Florida Policy Institute (FPI) recently filed public comments on AHCA's intent to request federal permission to extend Florida's 1115 Medicaid Waiver program (1115 waiver) through June 30, 2024. The request is being submitted nearly two years before the waiver’s expiration, which is slated for June 30, 2022. Typically, such requests are not filed this far in advance.
Under the 1115 waiver, over 3 million Medicaid beneficiaries are enrolled in and are required to access their health services through mainly "for profit" managed care plans. While 1115 waivers are supposed to test new and innovative strategies for improving beneficiaries' access to care, Florida's waiver periodically serves as a platform for making cuts to the program, such as the elimination of retroactive Medicaid benefits.
FPI's comments include recommendations for immediate actions the state should take to improve the managed care program, particularly in light of COVID-19. They include:
1. Collection and publication of COVID-19 data and other managed care plan (MCO) performance measure data disaggregated by race and ethnicity
AHCA collects and publishes data on how well MCOs are meeting certain "performance measures" such as access to preventive care and hospital readmissions. With COVID-19 laying bare stark disparities in health and health care among Floridians, MCO performance data broken down by race and ethnicity is a necessary first step to addressing these longstanding problems.
2. Reinstatement of the requirement for cultural competency plans
Until August 2018, AHCA required MCOs to develop cultural competency plans to ensure that services are provided in a culturally competent manner to all enrollees. AHCA eliminated this requirement in its current contract with the MCOs.
3. Reporting Child Core Set performance measures
Florida already reports to the federal government on multiple child focused MCO performance measures called "child core set (CCS)" measures.
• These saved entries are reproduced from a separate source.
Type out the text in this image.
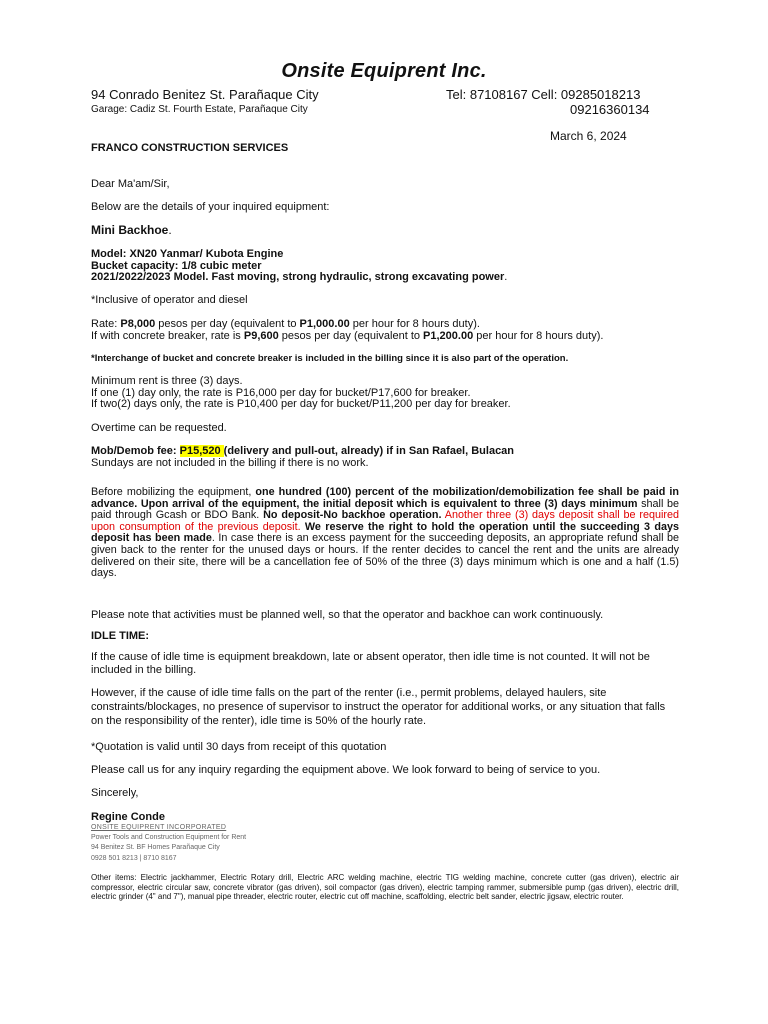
Onsite Equiprent Inc.
94 Conrado Benitez St. Parañaque City
Garage: Cadiz St. Fourth Estate, Parañaque City
Tel: 87108167 Cell: 09285018213
09216360134
March 6, 2024
FRANCO CONSTRUCTION SERVICES
Dear Ma'am/Sir,
Below are the details of your inquired equipment:
Mini Backhoe.
Model: XN20 Yanmar/ Kubota Engine
Bucket capacity: 1/8 cubic meter
2021/2022/2023 Model. Fast moving, strong hydraulic, strong excavating power.
*Inclusive of operator and diesel
Rate: P8,000 pesos per day (equivalent to P1,000.00 per hour for 8 hours duty).
If with concrete breaker, rate is P9,600 pesos per day (equivalent to P1,200.00 per hour for 8 hours duty).
*Interchange of bucket and concrete breaker is included in the billing since it is also part of the operation.
Minimum rent is three (3) days.
If one (1) day only, the rate is P16,000 per day for bucket/P17,600 for breaker.
If two(2) days only, the rate is P10,400 per day for bucket/P11,200 per day for breaker.
Overtime can be requested.
Mob/Demob fee: P15,520 (delivery and pull-out, already) if in San Rafael, Bulacan
Sundays are not included in the billing if there is no work.
Before mobilizing the equipment, one hundred (100) percent of the mobilization/demobilization fee shall be paid in advance. Upon arrival of the equipment, the initial deposit which is equivalent to three (3) days minimum shall be paid through Gcash or BDO Bank. No deposit-No backhoe operation. Another three (3) days deposit shall be required upon consumption of the previous deposit. We reserve the right to hold the operation until the succeeding 3 days deposit has been made. In case there is an excess payment for the succeeding deposits, an appropriate refund shall be given back to the renter for the unused days or hours. If the renter decides to cancel the rent and the units are already delivered on their site, there will be a cancellation fee of 50% of the three (3) days minimum which is one and a half (1.5) days.
Please note that activities must be planned well, so that the operator and backhoe can work continuously.
IDLE TIME:
If the cause of idle time is equipment breakdown, late or absent operator, then idle time is not counted. It will not be included in the billing.
However, if the cause of idle time falls on the part of the renter (i.e., permit problems, delayed haulers, site constraints/blockages, no presence of supervisor to instruct the operator for additional works, or any situation that falls on the responsibility of the renter), idle time is 50% of the hourly rate.
*Quotation is valid until 30 days from receipt of this quotation
Please call us for any inquiry regarding the equipment above. We look forward to being of service to you.
Sincerely,
Regine Conde
ONSITE EQUIPRENT INCORPORATED
Power Tools and Construction Equipment for Rent
94 Benitez St. BF Homes Parañaque City
0928 501 8213 | 8710 8167
Other items: Electric jackhammer, Electric Rotary drill, Electric ARC welding machine, electric TIG welding machine, concrete cutter (gas driven), electric air compressor, electric circular saw, concrete vibrator (gas driven), soil compactor (gas driven), electric tamping rammer, submersible pump (gas driven), electric drill, electric grinder (4" and 7"), manual pipe threader, electric router, electric cut off machine, scaffolding, electric belt sander, electric jigsaw, electric router.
Yet performance measure data included in the waiver extension request exclude those CCS measures which do not overlap with Health Effectiveness Data Information Set (HEDIS) measures. Reporting only the HEDIS measures gives the appearance that overall performance on child health measures is better than it is.
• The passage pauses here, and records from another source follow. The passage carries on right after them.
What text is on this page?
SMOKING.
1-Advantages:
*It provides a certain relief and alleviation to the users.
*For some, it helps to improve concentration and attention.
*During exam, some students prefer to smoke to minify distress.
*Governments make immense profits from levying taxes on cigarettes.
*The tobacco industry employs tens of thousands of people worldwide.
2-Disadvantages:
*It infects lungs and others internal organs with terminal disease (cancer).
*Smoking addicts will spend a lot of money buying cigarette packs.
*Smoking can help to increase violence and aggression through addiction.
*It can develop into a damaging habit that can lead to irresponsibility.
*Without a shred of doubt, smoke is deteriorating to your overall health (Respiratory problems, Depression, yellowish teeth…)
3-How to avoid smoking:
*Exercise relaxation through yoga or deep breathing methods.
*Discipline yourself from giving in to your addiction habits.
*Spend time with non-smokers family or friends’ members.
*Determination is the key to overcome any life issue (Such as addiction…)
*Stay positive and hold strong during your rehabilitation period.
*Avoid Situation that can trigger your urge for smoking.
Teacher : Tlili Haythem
4. Withdrawal of the request for a two-year extension of the elimination of retroactive Medicaid eligibility coverage
During the 2020 session the cut to Medicaid retroactive benefits was only temporarily extended through June 30, 2021. Yet AHCA is now asking the federal government to extend this cut through June 30, 2024, without legislative authority. George's story is a reminder of the hardships Floridians with catastrophic illnesses are facing after this cut.
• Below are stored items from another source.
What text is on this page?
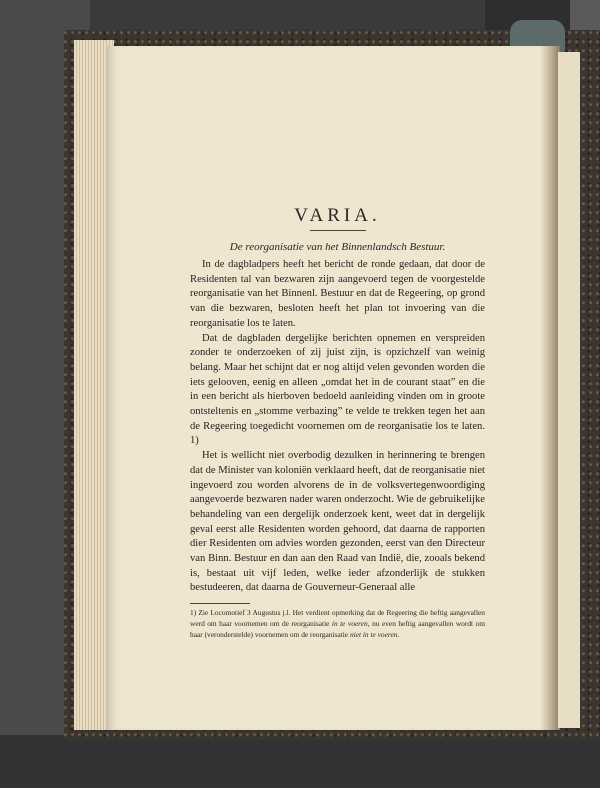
VARIA.
De reorganisatie van het Binnenlandsch Bestuur.

In de dagbladpers heeft het bericht de ronde gedaan, dat door de Residenten tal van bezwaren zijn aangevoerd tegen de voorgestelde reorganisatie van het Binnenl. Bestuur en dat de Regeering, op grond van die bezwaren, besloten heeft het plan tot invoering van die reorganisatie los te laten.

Dat de dagbladen dergelijke berichten opnemen en verspreiden zonder te onderzoeken of zij juist zijn, is opzichzelf van weinig belang. Maar het schijnt dat er nog altijd velen gevonden worden die iets gelooven, eenig en alleen „omdat het in de courant staat” en die in een bericht als hierboven bedoeld aanleiding vinden om in groote ontsteltenis en „stomme verbazing” te velde te trekken tegen het aan de Regeering toegedicht voornemen om de reorganisatie los te laten. 1)

Het is wellicht niet overbodig dezulken in herinnering te brengen dat de Minister van koloniën verklaard heeft, dat de reorganisatie niet ingevoerd zou worden alvorens de in de volksvertegenwoordiging aangevoerde bezwaren nader waren onderzocht. Wie de gebruikelijke behandeling van een dergelijk onderzoek kent, weet dat in dergelijk geval eerst alle Residenten worden gehoord, dat daarna de rapporten dier Residenten om advies worden gezonden, eerst van den Directeur van Binn. Bestuur en dan aan den Raad van Indië, die, zooals bekend is, bestaat uit vijf leden, welke ieder afzonderlijk de stukken bestudeeren, dat daarna de Gouverneur-Generaal alle

1) Zie Locomotief 3 Augustus j.l. Het verdient opmerking dat de Regeering die heftig aangevallen werd om haar voornemen om de reorganisatie in te voeren, nu even heftig aangevallen wordt om haar (veronderstelde) voornemen om de reorganisatie niet in te voeren.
5. Providing evidence of increased access to health care through expanded benefits
AHCA asserts that additional benefits MCOs are voluntarily offering, such as adult vaccinations, physical therapy, and substance abuse treatment, are enhancing recipients' access to care. But no evidence is provided that beneficiaries are in fact accessing these benefits and to what extent.
6. Making adult vaccinations mandatory benefits rather than optional expanded benefits
Adult vaccinations, such as flu and pneumonia vaccinations, are only offered through the expanded benefits package. As an “expanded benefit,” AHCA cannot hold plans accountable for providing this essential component of adult preventive care that is critically important during the pandemic.
When AHCA formally files the waiver extension request with the federal government, it will trigger another publicly noticed comment period. This will provide an additional opportunity for stakeholders to weigh in with their concerns.
In the meantime, AHCA should take steps now — during this unprecedented public health crisis — to ensure that the Florida Medicaid program is doing all it can to reduce racial and ethnic health disparities.